Chapter 24

1.4K 114 40
                                    

"Ayah harus ke toilet sebentar"

Pria tua itu langsung saja berjalan pergi ke toilet tanpa menunggu jawaban kedua anaknya. Kedua pria muda itu pun hanya bisa berdiri canggung. Mereka tidak menatap satu sama lain.

"Phi, apa kau mau ku buatkan kopi?"

Forth menawarkan pada kakaknya kopi. Sedari tadi mereka hanya diam dan berjalan memutari kantor tempat Tae bekerja. Kantor yang akan di alihkan kepada Forth karena saat ini, Tae masih memegang beberapa perusahaan ayahnya di sini.

Tae tidak menjawab dan malah duduk di salah satu bangku. Forth pun kembali bingung. Sebenarnya dia sudah berusaha untuk mencoba membangun kembali hubungannya bersama sang kakak, tapi dia belum bisa karena sang kakak sepertinya enggan berbicara dengannya.

"Phi, aku ke sana dulu, aku mau mengambil kopi"

Forth kemudian berjalan ke salah satu mesin pembuat kopi instan. Tae hanya memandangnya dari jauh dan menghembuskan nafasnya lelah. Sampai kapan dia akan seperti ini, batinnya.

Tae menopang wajahnya dengan satu tangan dan menutup matanya. Tanpa dia sadari, Forth telah duduk di sampingnya.

"Phi, kopi untukmu"

Forth menyodorkan sebuah cup kopi padanya. Tae membuka matanya dan menatap kopi yang adiknya itu bawakan padanya. Dia melirik sekilas pada wajah Forth yang tersenyum padanya. Sedikit hatinya merasa luluh sehingga dia mengambil kopi itu.

"Terima kasih"

Ucap Tae pelan namun Forth mendengarnya dengan jelas. Dia tersenyum semakin lebar karena mendengar suara kakaknya.

Ketika ayahnya kembali, mereka melanjutkan perjalanan mereka mengelilingi kantor itu.

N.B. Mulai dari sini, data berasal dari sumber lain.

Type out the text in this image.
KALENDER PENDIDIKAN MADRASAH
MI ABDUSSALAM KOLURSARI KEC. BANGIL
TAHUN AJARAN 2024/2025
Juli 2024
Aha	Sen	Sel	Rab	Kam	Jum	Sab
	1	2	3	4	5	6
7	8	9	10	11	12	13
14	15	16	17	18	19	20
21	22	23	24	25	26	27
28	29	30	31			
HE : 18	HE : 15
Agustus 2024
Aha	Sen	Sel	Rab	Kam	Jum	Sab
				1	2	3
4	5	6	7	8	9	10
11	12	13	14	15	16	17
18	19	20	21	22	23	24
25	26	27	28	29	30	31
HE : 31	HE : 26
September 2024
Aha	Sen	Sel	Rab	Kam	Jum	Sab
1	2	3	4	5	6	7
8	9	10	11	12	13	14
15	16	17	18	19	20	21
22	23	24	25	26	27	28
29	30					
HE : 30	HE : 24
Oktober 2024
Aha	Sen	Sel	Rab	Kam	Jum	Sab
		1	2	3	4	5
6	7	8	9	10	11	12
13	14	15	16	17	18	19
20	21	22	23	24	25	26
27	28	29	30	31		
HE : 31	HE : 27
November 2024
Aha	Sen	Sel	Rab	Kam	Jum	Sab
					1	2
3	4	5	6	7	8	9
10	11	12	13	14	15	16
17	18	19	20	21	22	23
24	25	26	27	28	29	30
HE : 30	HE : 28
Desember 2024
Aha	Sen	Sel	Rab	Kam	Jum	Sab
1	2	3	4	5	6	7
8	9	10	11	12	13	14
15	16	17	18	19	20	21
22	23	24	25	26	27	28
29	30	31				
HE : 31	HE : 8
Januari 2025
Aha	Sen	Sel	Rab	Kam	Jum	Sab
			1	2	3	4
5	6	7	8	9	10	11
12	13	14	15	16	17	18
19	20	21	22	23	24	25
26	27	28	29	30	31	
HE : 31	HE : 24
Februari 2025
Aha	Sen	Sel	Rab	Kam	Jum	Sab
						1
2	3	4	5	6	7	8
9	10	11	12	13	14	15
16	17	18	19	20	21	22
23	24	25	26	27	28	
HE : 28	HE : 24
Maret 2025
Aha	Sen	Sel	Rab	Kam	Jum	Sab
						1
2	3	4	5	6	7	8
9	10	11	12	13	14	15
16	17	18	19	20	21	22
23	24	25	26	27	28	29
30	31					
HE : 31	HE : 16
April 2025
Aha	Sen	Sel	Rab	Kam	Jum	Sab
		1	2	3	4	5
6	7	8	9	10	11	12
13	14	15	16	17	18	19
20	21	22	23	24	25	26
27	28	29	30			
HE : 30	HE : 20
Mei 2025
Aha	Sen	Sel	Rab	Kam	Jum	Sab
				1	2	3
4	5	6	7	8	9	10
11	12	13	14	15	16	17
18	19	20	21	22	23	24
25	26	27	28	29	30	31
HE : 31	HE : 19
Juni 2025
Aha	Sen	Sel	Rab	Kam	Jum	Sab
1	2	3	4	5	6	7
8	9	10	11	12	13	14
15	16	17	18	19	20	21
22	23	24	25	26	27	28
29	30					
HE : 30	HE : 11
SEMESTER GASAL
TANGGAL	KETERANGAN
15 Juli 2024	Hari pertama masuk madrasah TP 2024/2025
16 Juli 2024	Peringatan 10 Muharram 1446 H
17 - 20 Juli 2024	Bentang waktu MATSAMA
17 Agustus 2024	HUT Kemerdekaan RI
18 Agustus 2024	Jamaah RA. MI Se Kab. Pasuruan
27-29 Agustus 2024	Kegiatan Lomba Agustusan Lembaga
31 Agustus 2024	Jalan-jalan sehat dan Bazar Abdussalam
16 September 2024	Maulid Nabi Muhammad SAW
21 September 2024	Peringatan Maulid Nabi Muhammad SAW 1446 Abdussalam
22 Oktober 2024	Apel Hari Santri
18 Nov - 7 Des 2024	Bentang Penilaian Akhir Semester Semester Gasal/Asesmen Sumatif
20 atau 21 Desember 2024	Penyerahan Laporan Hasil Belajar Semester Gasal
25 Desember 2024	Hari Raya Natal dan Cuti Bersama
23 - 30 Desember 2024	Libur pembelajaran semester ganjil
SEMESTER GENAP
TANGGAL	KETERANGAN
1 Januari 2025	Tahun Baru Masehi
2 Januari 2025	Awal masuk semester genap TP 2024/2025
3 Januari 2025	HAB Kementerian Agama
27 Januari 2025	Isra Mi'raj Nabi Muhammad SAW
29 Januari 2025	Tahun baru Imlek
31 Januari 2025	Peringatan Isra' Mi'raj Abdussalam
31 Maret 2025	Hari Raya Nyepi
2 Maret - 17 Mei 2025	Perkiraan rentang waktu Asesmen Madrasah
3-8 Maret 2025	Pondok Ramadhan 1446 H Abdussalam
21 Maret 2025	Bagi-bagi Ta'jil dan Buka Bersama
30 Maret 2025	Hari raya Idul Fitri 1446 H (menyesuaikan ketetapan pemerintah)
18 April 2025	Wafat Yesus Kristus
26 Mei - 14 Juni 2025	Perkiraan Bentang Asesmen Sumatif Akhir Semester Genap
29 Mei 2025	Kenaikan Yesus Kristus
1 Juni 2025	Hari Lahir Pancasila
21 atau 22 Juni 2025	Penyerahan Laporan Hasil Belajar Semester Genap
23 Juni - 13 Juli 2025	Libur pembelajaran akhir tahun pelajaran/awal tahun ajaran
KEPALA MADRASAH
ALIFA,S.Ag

Saat makan siang tiba. Ayah mereka mengajak kedua pria muda itu makan bersama. Mereka lebih memilih makan di kantin kantor yang berada di lantai dasar.

Beberapa karyawan disana menatap mereka dengan penuh minat. Mereka tau dengan jelas bahwa disana terdapat tiga pria dewasa pemilik perusahaan ini. Hal yang membuat mereka tertarik ialah raut wajah ketiganya yang sangat mirip. Terutama Forth dan Tae yang begitu mirip. Hanya berbeda aura dari wajah yang mereka keluarkan.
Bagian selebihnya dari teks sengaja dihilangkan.